As Common Dreams reported last November, DiEM25 and the Sanders Institute—founded by Sanders’ wife Jane O’Meara Sanders—launched the Progressive International with the goal of organizing the global left to both defeat the right and address the world’s most urgent crises, from climate change to endless war to soaring wealth inequality.

“Let me convey a message from all of us in Europe, for all those comrades of yours who are now struggling to reclaim our cities, our world, our environment,” DiEM25 co-founder and former Greek Finance Minister Yanis Varoufakis declared during the inaugural gathering of the Sanders Institute in Vermont last November. “We need Bernie Sanders to run for president.”

Since Sanders announced his presidential candidacy in February, progressive leaders across the world have echoed Varoufakis, arguing that the Vermont senator is the only U.S. presidential candidate offering a truly global vision for a progressive future.

Niki Ashton, a Canadian member of Parliament, said Sanders “has shifted the conversations both in the U.S. and around the world.”

Richard Burgon, the U.K. Labour Party’s shadow justice secretary, echoed Ashton, telling Politico that the Vermont senator is “very exciting as part of an international movement against neoliberal economic inequality.”

“Given that he’s gained so much appeal in the United States,” Burgon said, “I think people in the U.K. and around the world have found that particularly inspiring.”

After Sanders announced his 2020 presidential bid, Bolivia’s socialist president Evo Morales tweeted:

In an op-ed for the Guardian last September, Sanders argued that the global status quo has “failed to deliver on many of its promises,” giving rise to environmental and economic crises as well as the authoritarian far-right.

“We must take the opportunity to reconceptualize a genuinely progressive global order based on human solidarity,” Sanders wrote, “an order that recognizes that every person on this planet shares a common humanity, that we all want our children to grow up healthy, to have a good education, have decent jobs, drink clean water, breathe clean air and live in peace.”

This global vision, argued Eric Levitz of New York Magazine in a column on Thursday, sets the Vermont senator apart from all other 2020 presidential contenders.

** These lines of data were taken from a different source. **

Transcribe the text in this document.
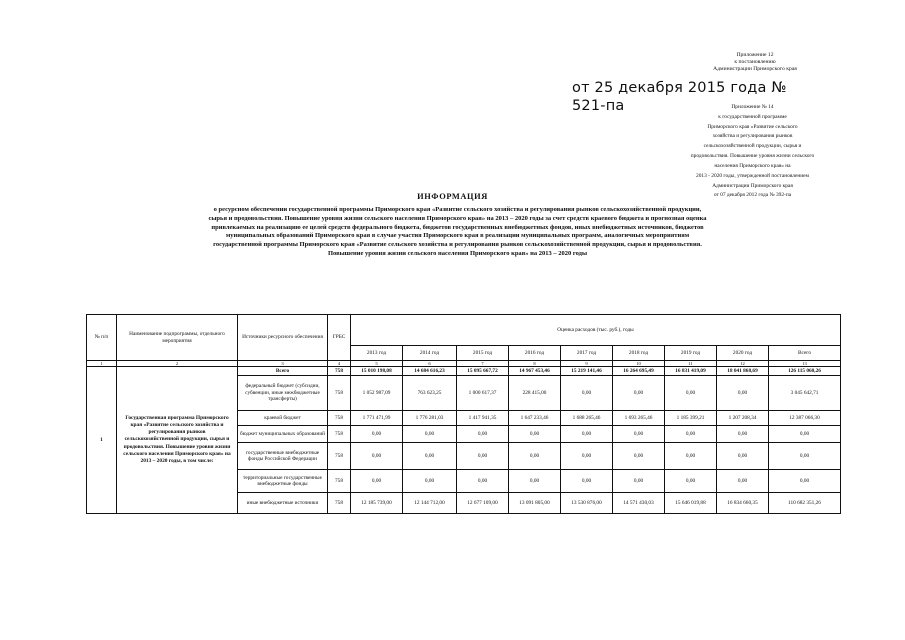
Приложение 12
к постановлению
Администрации Приморского края
от 25 декабря 2015 года № 521-па	Приложение № 14
к государственной программе
Приморского края «Развитие сельского
хозяйства и регулирования рынков
сельскохозяйственной продукции, сырья и
продовольствия. Повышение уровня жизни сельского
населения Приморского края» на
2013 - 2020 годы, утвержденной постановлением
Администрации Приморского края
от 07 декабря 2012 года № 392-па
ИНФОРМАЦИЯ
о ресурсном обеспечении государственной программы Приморского края «Развитие сельского хозяйства и регулирования рынков сельскохозяйственной продукции, сырья и продовольствия. Повышение уровня жизни сельского населения Приморского края» на 2013 – 2020 годы за счет средств краевого бюджета и прогнозная оценка привлекаемых на реализацию ее целей средств федерального бюджета, бюджетов государственных внебюджетных фондов, иных внебюджетных источников, бюджетов муниципальных образований Приморского края в случае участия Приморского края в реализации муниципальных программ, аналогичных мероприятиям государственной программы Приморского края «Развитие сельского хозяйства и регулирования рынков сельскохозяйственной продукции, сырья и продовольствия. Повышение уровня жизни сельского населения Приморского края» на 2013 – 2020 годы
№ п/п	Наименование подпрограммы, отдельного мероприятия	Источники ресурсного обеспечения	ГРБС	Оценка расходов (тыс. руб.), годы								
				2013 год	2014 год	2015 год	2016 год	2017 год	2018 год	2019 год	2020 год	Всего
1	2	3	4	5	6	7	8	9	10	11	12	13
1	Государственная программа Приморского края «Развитие сельского хозяйства и регулирования рынков сельскохозяйственной продукции, сырья и продовольствия. Повышение уровня жизни сельского населения Приморского края» на 2013 – 2020 годы, в том числе:	Всего	758	15 010 198,08	14 684 616,23	15 095 667,72	14 967 453,46	15 219 141,46	16 264 695,49	16 831 419,09	18 041 868,69	126 115 060,26
		федеральный бюджет (субсидии, субвенции, иные межбюджетные трансферты)	758	1 052 987,09	763 623,25	1 000 617,37	228 415,00	0,00	0,00	0,00	0,00	3 045 642,71
		краевой бюджет	758	1 771 471,99	1 776 281,03	1 417 941,35	1 647 233,46	1 688 265,46	1 693 265,46	1 185 399,21	1 207 208,34	12 387 066,30
		бюджет муниципальных образований	758	0,00	0,00	0,00	0,00	0,00	0,00	0,00	0,00	0,00
		государственные внебюджетные фонды Российской Федерации	758	0,00	0,00	0,00	0,00	0,00	0,00	0,00	0,00	0,00
		территориальные государственные внебюджетные фонды	758	0,00	0,00	0,00	0,00	0,00	0,00	0,00	0,00	0,00
		иные внебюджетные источники	758	12 185 739,00	12 144 712,00	12 677 109,00	13 091 805,00	13 530 876,00	14 571 430,03	15 646 019,88	16 834 660,35	110 682 351,26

“Sanders has established his commitment to viewing progressive change through an international lens, and his interest in using the powers of the presidency to advance such change on the global level,” Levitz wrote, pointing to the senator’s climate positions and his efforts to end the U.S. role in the Saudi-led assault on Yemen.

Sanders’ commitment to “international leftist solidarity,” argued Levitz, is “a singular asset within the global left—and in an era when the survival of decent civilization likely depends on building a powerful, transnational left-wing movement, that is no small asset.”